Schritt 4: Die neuen Pflichten erfüllen
Wenn Ihr System nun als Hochrisiko-System eingestuft wird, treten neue Verpflichtungen in Kraft. Dazu gehören unter anderem:
- Einrichtung eines Risikomanagementsystems.
- Registrierung des Systems in der EU-Datenbank für Hochrisiko-KI.
- Implementierung von Systemen zur Daten-Governance und menschlichen Aufsicht.
- Sicherstellung höchster Standards für Robustheit, Genauigkeit und Cybersicherheit.
Von der Reaktion zur Strategie: Laufendes Monitoring und Governance
Die Re-Klassifizierungspflicht zeigt, dass Compliance kein Projekt mit einem festen Enddatum ist. Unternehmen, die KI erfolgreich und rechtskonform einsetzen wollen, müssen Compliance als einen kontinuierlichen Prozess in den gesamten Lebenszyklus ihrer KI-Systeme integrieren.
Das bedeutet, interne Prozesse zu schaffen, die sicherstellen, dass jede geplante Änderung automatisch auf ihre Compliance-Relevanz geprüft wird. Anstatt Compliance als Hürde am Ende der Entwicklung zu sehen, wird sie zu einem integralen Bestandteil von Innovation und Produktmanagement.
Plattformen wie das Digital Compliance Office, helfen dabei, diesen Prozess zu automatisieren.
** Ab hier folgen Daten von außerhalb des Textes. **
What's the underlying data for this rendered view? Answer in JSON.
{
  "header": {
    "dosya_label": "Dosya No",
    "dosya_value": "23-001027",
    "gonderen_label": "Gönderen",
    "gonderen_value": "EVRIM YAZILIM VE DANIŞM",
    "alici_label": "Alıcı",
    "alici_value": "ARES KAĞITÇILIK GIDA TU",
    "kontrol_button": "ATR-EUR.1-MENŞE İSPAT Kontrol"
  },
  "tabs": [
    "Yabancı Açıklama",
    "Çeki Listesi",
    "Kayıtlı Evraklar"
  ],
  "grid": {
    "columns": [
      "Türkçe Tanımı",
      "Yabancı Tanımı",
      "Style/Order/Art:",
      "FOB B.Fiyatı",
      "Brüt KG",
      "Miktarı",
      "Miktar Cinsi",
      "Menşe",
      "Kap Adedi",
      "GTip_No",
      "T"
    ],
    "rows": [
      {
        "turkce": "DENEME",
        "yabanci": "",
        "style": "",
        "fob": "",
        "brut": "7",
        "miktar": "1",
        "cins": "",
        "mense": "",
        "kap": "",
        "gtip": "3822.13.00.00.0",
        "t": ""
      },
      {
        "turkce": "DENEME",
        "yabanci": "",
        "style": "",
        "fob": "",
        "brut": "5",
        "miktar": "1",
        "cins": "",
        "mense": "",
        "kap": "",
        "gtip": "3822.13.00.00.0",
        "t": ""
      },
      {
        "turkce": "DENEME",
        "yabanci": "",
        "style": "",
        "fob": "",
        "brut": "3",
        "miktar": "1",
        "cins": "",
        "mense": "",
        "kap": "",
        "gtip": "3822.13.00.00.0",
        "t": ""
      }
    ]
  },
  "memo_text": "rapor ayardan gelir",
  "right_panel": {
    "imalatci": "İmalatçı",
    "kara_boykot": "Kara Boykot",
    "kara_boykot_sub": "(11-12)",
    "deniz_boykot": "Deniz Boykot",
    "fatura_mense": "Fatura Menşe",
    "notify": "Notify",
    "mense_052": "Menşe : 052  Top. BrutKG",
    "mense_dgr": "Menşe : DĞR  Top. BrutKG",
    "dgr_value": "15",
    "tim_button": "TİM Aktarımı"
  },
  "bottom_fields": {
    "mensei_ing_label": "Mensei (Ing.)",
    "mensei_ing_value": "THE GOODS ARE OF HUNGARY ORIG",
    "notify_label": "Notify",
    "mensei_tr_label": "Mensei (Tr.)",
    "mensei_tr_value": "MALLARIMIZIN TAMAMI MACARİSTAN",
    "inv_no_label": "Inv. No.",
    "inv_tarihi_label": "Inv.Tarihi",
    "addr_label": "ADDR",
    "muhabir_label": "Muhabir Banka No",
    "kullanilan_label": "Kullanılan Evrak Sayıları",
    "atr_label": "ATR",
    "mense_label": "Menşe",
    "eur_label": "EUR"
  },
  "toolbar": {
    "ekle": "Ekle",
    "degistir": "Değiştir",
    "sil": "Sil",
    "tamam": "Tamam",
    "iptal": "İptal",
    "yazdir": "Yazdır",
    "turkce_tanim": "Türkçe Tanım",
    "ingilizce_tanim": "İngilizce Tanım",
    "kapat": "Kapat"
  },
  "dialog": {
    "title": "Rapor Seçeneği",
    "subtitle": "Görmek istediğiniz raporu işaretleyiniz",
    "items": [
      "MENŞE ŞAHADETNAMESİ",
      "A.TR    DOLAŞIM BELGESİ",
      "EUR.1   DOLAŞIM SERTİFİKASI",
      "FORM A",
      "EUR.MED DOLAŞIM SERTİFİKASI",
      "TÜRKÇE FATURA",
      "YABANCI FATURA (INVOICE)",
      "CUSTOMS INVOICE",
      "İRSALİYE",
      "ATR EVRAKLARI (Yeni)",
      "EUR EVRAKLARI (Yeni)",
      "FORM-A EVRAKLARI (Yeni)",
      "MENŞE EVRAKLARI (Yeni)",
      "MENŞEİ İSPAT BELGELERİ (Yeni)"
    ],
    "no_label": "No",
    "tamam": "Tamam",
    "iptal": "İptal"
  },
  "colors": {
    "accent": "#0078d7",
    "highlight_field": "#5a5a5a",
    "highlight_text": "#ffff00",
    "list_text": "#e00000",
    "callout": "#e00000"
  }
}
Sie ermöglichen eine zentrale Verwaltung aller Compliance-Anforderungen, überwachen Änderungen und stellen sicher, dass Ihre Dokumentation immer auf dem neuesten Stand ist – damit Sie sich auf die Innovation konzentrieren können, nicht nur auf die Bürokratie.
Fazit: Machen Sie Compliance zum Teil Ihrer KI-Strategie
Der EU AI Act zwingt uns, über den gesamten Lebenszyklus von KI-Systemen nachzudenken. Die Pflicht zur Neubewertung bei wesentlichen Änderungen ist keine bürokratische Schikane, sondern ein logischer Mechanismus, um sicherzustellen, dass die Sicherheit und die Grundrechte der Menschen auch bei sich schnell entwickelnder Technologie gewahrt bleiben.
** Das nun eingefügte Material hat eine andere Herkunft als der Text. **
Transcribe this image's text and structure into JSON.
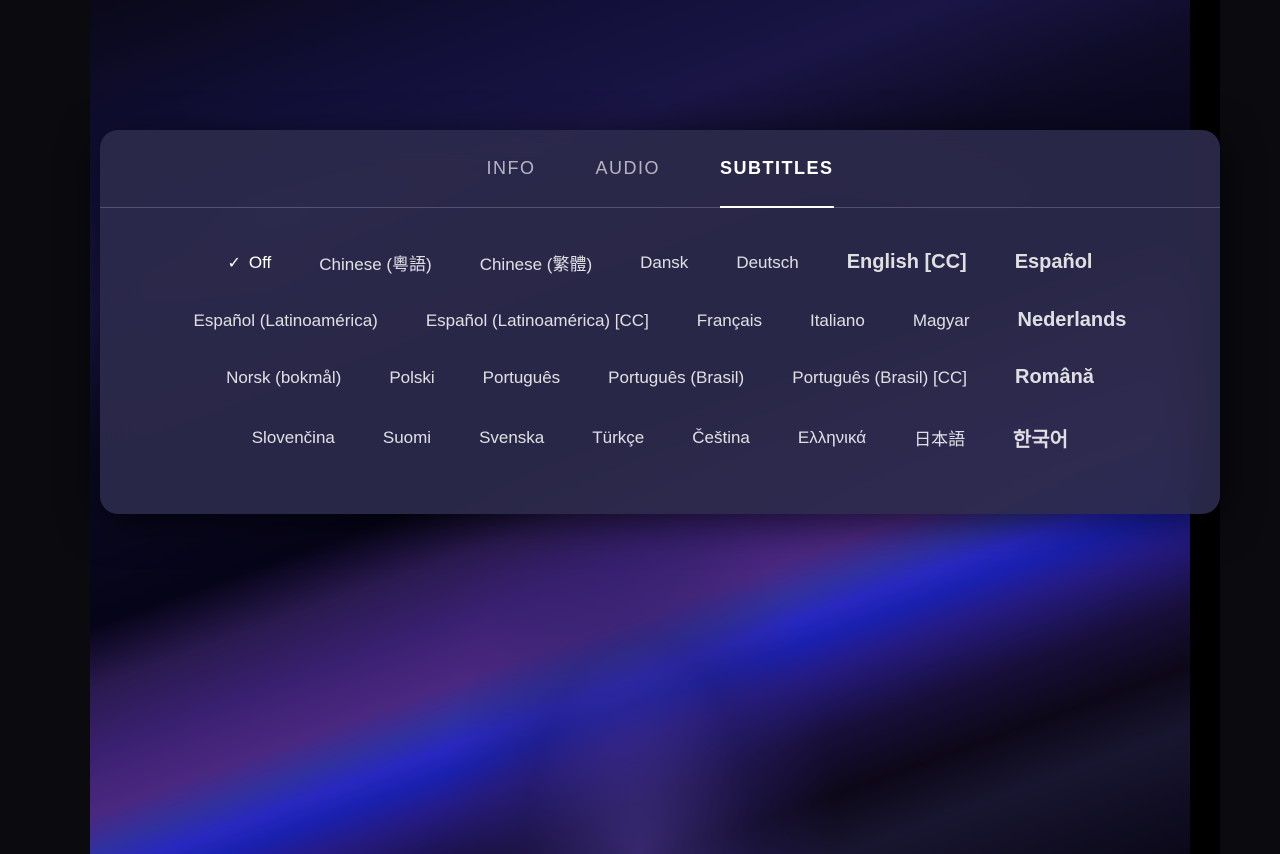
{
  "background": {
    "description": "Video player background with person in costume"
  },
  "modal": {
    "tabs": [
      {
        "id": "info",
        "label": "INFO",
        "active": false
      },
      {
        "id": "audio",
        "label": "AUDIO",
        "active": false
      },
      {
        "id": "subtitles",
        "label": "SUBTITLES",
        "active": true
      }
    ],
    "subtitle_options": {
      "rows": [
        [
          {
            "id": "off",
            "label": "Off",
            "selected": true,
            "has_check": true
          },
          {
            "id": "chinese-cantonese",
            "label": "Chinese (粵語)",
            "selected": false
          },
          {
            "id": "chinese-traditional",
            "label": "Chinese (繁體)",
            "selected": false
          },
          {
            "id": "dansk",
            "label": "Dansk",
            "selected": false
          },
          {
            "id": "deutsch",
            "label": "Deutsch",
            "selected": false
          },
          {
            "id": "english-cc",
            "label": "English [CC]",
            "selected": false,
            "large": true
          },
          {
            "id": "espanol",
            "label": "Español",
            "selected": false,
            "large": true
          }
        ],
        [
          {
            "id": "espanol-latin",
            "label": "Español (Latinoamérica)",
            "selected": false
          },
          {
            "id": "espanol-latin-cc",
            "label": "Español (Latinoamérica) [CC]",
            "selected": false
          },
          {
            "id": "francais",
            "label": "Français",
            "selected": false
          },
          {
            "id": "italiano",
            "label": "Italiano",
            "selected": false
          },
          {
            "id": "magyar",
            "label": "Magyar",
            "selected": false
          },
          {
            "id": "nederlands",
            "label": "Nederlands",
            "selected": false,
            "large": true
          }
        ],
        [
          {
            "id": "norsk",
            "label": "Norsk (bokmål)",
            "selected": false
          },
          {
            "id": "polski",
            "label": "Polski",
            "selected": false
          },
          {
            "id": "portugues",
            "label": "Português",
            "selected": false
          },
          {
            "id": "portugues-brasil",
            "label": "Português (Brasil)",
            "selected": false
          },
          {
            "id": "portugues-brasil-cc",
            "label": "Português (Brasil) [CC]",
            "selected": false
          },
          {
            "id": "romana",
            "label": "Română",
            "selected": false,
            "large": true
          }
        ],
        [
          {
            "id": "slovencina",
            "label": "Slovenčina",
            "selected": false
          },
          {
            "id": "suomi",
            "label": "Suomi",
            "selected": false
          },
          {
            "id": "svenska",
            "label": "Svenska",
            "selected": false
          },
          {
            "id": "turkce",
            "label": "Türkçe",
            "selected": false
          },
          {
            "id": "cestina",
            "label": "Čeština",
            "selected": false
          },
          {
            "id": "greek",
            "label": "Ελληνικά",
            "selected": false
          },
          {
            "id": "japanese",
            "label": "日本語",
            "selected": false
          },
          {
            "id": "korean",
            "label": "한국어",
            "selected": false,
            "large": true
          }
        ]
      ]
    }
  }
}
Indem Sie proaktive Governance-Prozesse etablieren und jede Systemänderung kritisch hinterfragen, verwandeln Sie eine rechtliche Verpflichtung in einen strategischen Vorteil. Sie bauen nicht nur vertrauenswürdige KI, sondern schützen Ihr Unternehmen auch vor unvorhergesehenen Risiken und Kosten.
Sind Sie bereit, Ihre KI-Compliance auf eine solide und zukunftssichere Basis zu stellen? Erfahren Sie mehr über die Compliance-Anforderungen des AI Act und wie Sie diese effizient und automatisiert erfüllen können.
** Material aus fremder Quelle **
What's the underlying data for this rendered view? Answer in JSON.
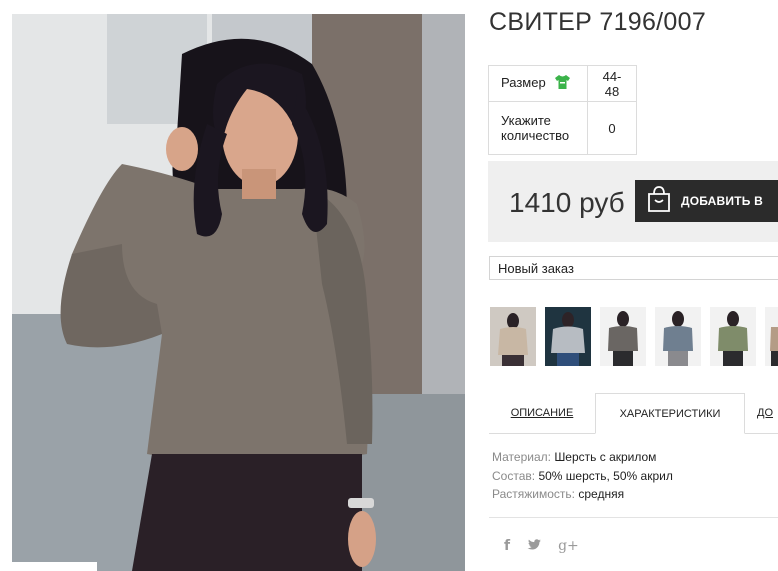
{
  "product": {
    "title": "СВИТЕР 7196/007",
    "size_label": "Размер",
    "size_value": "44-48",
    "qty_label": "Укажите количество",
    "qty_value": "0",
    "price": "1410 руб",
    "add_button": "ДОБАВИТЬ В"
  },
  "order_select": {
    "value": "Новый заказ"
  },
  "thumbnails": [
    "beige",
    "light-grey",
    "dark-grey",
    "blue-grey",
    "khaki",
    "partial"
  ],
  "tabs": {
    "description": "ОПИСАНИЕ",
    "characteristics": "ХАРАКТЕРИСТИКИ",
    "more": "ДО"
  },
  "specs": [
    {
      "key": "Материал:",
      "value": "Шерсть с акрилом"
    },
    {
      "key": "Состав:",
      "value": "50% шерсть, 50% акрил"
    },
    {
      "key": "Растяжимость:",
      "value": "средняя"
    }
  ],
  "social": {
    "facebook": "f",
    "twitter": "t",
    "googleplus": "g+"
  },
  "colors": {
    "button_bg": "#2b2b2b",
    "price_bg": "#efefef",
    "size_icon": "#3bb34a",
    "sweater": "#7d746c"
  }
}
Häufig gestellte Fragen (FAQ)
Was genau ist eine „wesentliche Änderung“?
Eine wesentliche Änderung ist jede Anpassung an einem bereits betriebenen KI-System, die dessen ursprünglichen Verwendungszweck ändert oder die Einhaltung der gesetzlichen Anforderungen so beeinflussen könnte, dass ein neues Risikoprofil entsteht.
Wer ist für die Re-Klassifizierung verantwortlich – der Anbieter oder der Nutzer?
Primär ist der Anbieter verantwortlich, wenn er das System ändert. Wenn jedoch ein Nutzer (Betreiber) ein System für einen neuen, risikoreicheren Zweck einsetzt, für den es nicht vorgesehen war, übernimmt er die Pflichten eines Anbieters und ist für die Neubewertung und Einhaltung der Vorschriften verantwortlich.
Was passiert, wenn ich ein System, das eine wesentliche Änderung erfahren hat, nicht neu klassifiziere?
Das Nichtbeachten der Re-Klassifizierungspflichten wird als schwerwiegender Verstoß gegen den AI Act gewertet. Dies kann zu empfindlichen Geldstrafen führen, die sich auf mehrere Millionen Euro oder einen Prozentsatz des weltweiten Jahresumsatzes belaufen können. Zudem kann der Betrieb des Systems untersagt werden.
Muss jedes Software-Update eine Neubewertung nach sich ziehen?
Nein. Reine Fehlerbehebungen (Bugfixes), Sicherheitsupdates oder kleinere Leistungsverbesserungen, die weder die Funktionalität noch den Verwendungszweck ändern, gelten nicht als wesentliche Änderungen und erfordern keine vollständige Neubewertung.